Je ne suis plus qu'à quelques mètres de la forêt. Les arbres se rapprochent vite. La cime des arbres. J'essaye tant bien que mal d'éviter les branches et feuilles de l'arbre. Dernière branche, je suis presque arrivé au sol. La feuille que fait elle la? Je me la prend de pleine face, cela dévie ma trajectoire. J'atterris sur la branche de l'arbre. Plus de peur que de mal. Il faut maintenant que je rejoigne le sol. Je me laisse glisser pour atteindre le tronc. Je glisse le long de celui-ci. J'arrive sur le sol quelques instants plus tard. je regarde autour de moi. Personne. Il va falloir que je me débrouille seul.

La terre est dur et aride, cela fait longtemps qu'il n'a pas plus ici. Je ne pense donc pas trouver beaucoup d'anciens camarades résistant sur ce territoire. Le sol étant en pente, je me laisse glisser. Le terrain dur me permet d'avancer vite. Une rivière, j'entends le bruit d'une rivière. Je vais pouvoir retrouver nombre de camarades. La rivière est pour nous un des meilleurs moyen de déplacement. On peut s'y déplacer rapidement, sans faire trop d'effort. Il faut juste être concentré afin d'éviter les obstacles tel les branches, rochers ou débris parcourant le cours d'eau.

Enfin la rivière, en effet beaucoup de mes camarades y sont déjà. Je me fais glisser jusqu'à l'eau, qui m'emporte aussitôt dans son courant. J'avance vite, un peu trop vite. J'ai du mal à contrôler la direction de ma trajectoire. Certains de mes camarades se retrouvent éclater sur les rochers. Je ne préfère même pas imaginer ce qu'ils ont ressenti lors de l'impact. le courant accélère encore.

La rivière décrit maintenant une courbe. J'essaye du mieux que je peux de garder ma trajectoire afin de ne pas me retrouver éjecter en dehors de l'eau. La fatigue se fait ressentir. Mes efforts depuis le largage se font ressentir. Je vais de plus en plus vers l'extérieur du cours d'eau. Je ne peux plus résister. Dans un dernier effort j'essaye de revenir vers le centre de la courbure. En vain. Je me retrouve soudain éjecté en dehors de la rivière. Le paysage défile dans tout les sens. Je ne contrôle rien. Je suis trop épuisé pour pouvoir contrôler quelque chose. je me laisse porter, sentant la fin proche.
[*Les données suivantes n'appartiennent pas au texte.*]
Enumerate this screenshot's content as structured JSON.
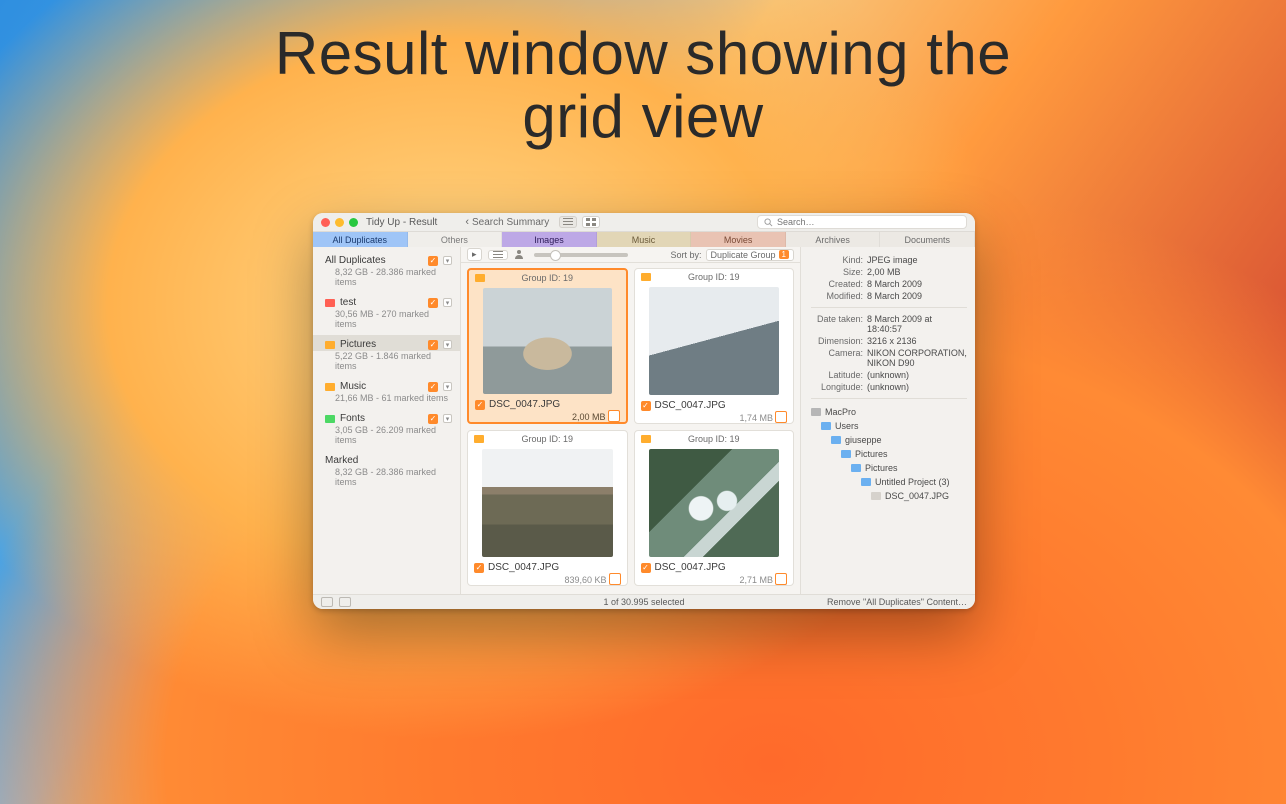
{
  "hero": {
    "line1": "Result window showing the",
    "line2": "grid view"
  },
  "window": {
    "title": "Tidy Up - Result",
    "back_label": "Search Summary",
    "search_placeholder": "Search…"
  },
  "tabs": {
    "all_duplicates": "All Duplicates",
    "others": "Others",
    "images": "Images",
    "music": "Music",
    "movies": "Movies",
    "archives": "Archives",
    "documents": "Documents"
  },
  "sidebar": {
    "items": [
      {
        "name": "All Duplicates",
        "meta": "8,32 GB - 28.386 marked items",
        "color": null,
        "selected": false
      },
      {
        "name": "test",
        "meta": "30,56 MB - 270 marked items",
        "color": "red",
        "selected": false
      },
      {
        "name": "Pictures",
        "meta": "5,22 GB - 1.846 marked items",
        "color": "orange",
        "selected": true
      },
      {
        "name": "Music",
        "meta": "21,66 MB - 61 marked items",
        "color": "orange",
        "selected": false
      },
      {
        "name": "Fonts",
        "meta": "3,05 GB - 26.209 marked items",
        "color": "green",
        "selected": false
      },
      {
        "name": "Marked",
        "meta": "8,32 GB - 28.386 marked items",
        "color": null,
        "selected": false
      }
    ]
  },
  "toolbar": {
    "sort_label": "Sort by:",
    "sort_value": "Duplicate Group",
    "sort_badge": "1"
  },
  "cards": [
    {
      "group": "Group ID: 19",
      "file": "DSC_0047.JPG",
      "size": "2,00 MB",
      "thumb": "t1",
      "selected": true
    },
    {
      "group": "Group ID: 19",
      "file": "DSC_0047.JPG",
      "size": "1,74 MB",
      "thumb": "t2",
      "selected": false
    },
    {
      "group": "Group ID: 19",
      "file": "DSC_0047.JPG",
      "size": "839,60 KB",
      "thumb": "t3",
      "selected": false
    },
    {
      "group": "Group ID: 19",
      "file": "DSC_0047.JPG",
      "size": "2,71 MB",
      "thumb": "t4",
      "selected": false
    }
  ],
  "info": {
    "kind_k": "Kind:",
    "kind_v": "JPEG image",
    "size_k": "Size:",
    "size_v": "2,00 MB",
    "created_k": "Created:",
    "created_v": "8 March 2009",
    "modified_k": "Modified:",
    "modified_v": "8 March 2009",
    "taken_k": "Date taken:",
    "taken_v": "8 March 2009 at 18:40:57",
    "dim_k": "Dimension:",
    "dim_v": "3216 x 2136",
    "cam_k": "Camera:",
    "cam_v": "NIKON CORPORATION, NIKON D90",
    "lat_k": "Latitude:",
    "lat_v": "(unknown)",
    "lon_k": "Longitude:",
    "lon_v": "(unknown)"
  },
  "tree": {
    "n0": "MacPro",
    "n1": "Users",
    "n2": "giuseppe",
    "n3": "Pictures",
    "n4": "Pictures",
    "n5": "Untitled Project (3)",
    "n6": "DSC_0047.JPG"
  },
  "status": {
    "center": "1 of 30.995 selected",
    "right": "Remove \"All Duplicates\" Content…"
  }
}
J'atterris lourdement sur le sol. je suis tombé sur un rocher. je suis encore entier, mais j'ai mal parti. je suis littéralement aplati contre le rocher. je ne peux plus bouger. Les rayons du soleil viennent me fouetter de pleine face. je ne peux rien faire pour les empêcher de me dessécher. ce sont mes derniers instants à vivre. Mon dernier souffle. Et la non. Je suis toujours en vie. Je vois le rocher s'éloigner. je m'envole. Mais oui. je me suis évaporé sous l'effet du soleil. Je vais pouvoir rejoindre d'autres camarades afin qu'on constitue un nuage, pour espérer être largué à nouveau. Dans l'espoir ce coup ci de rejoindre mon but, la mer.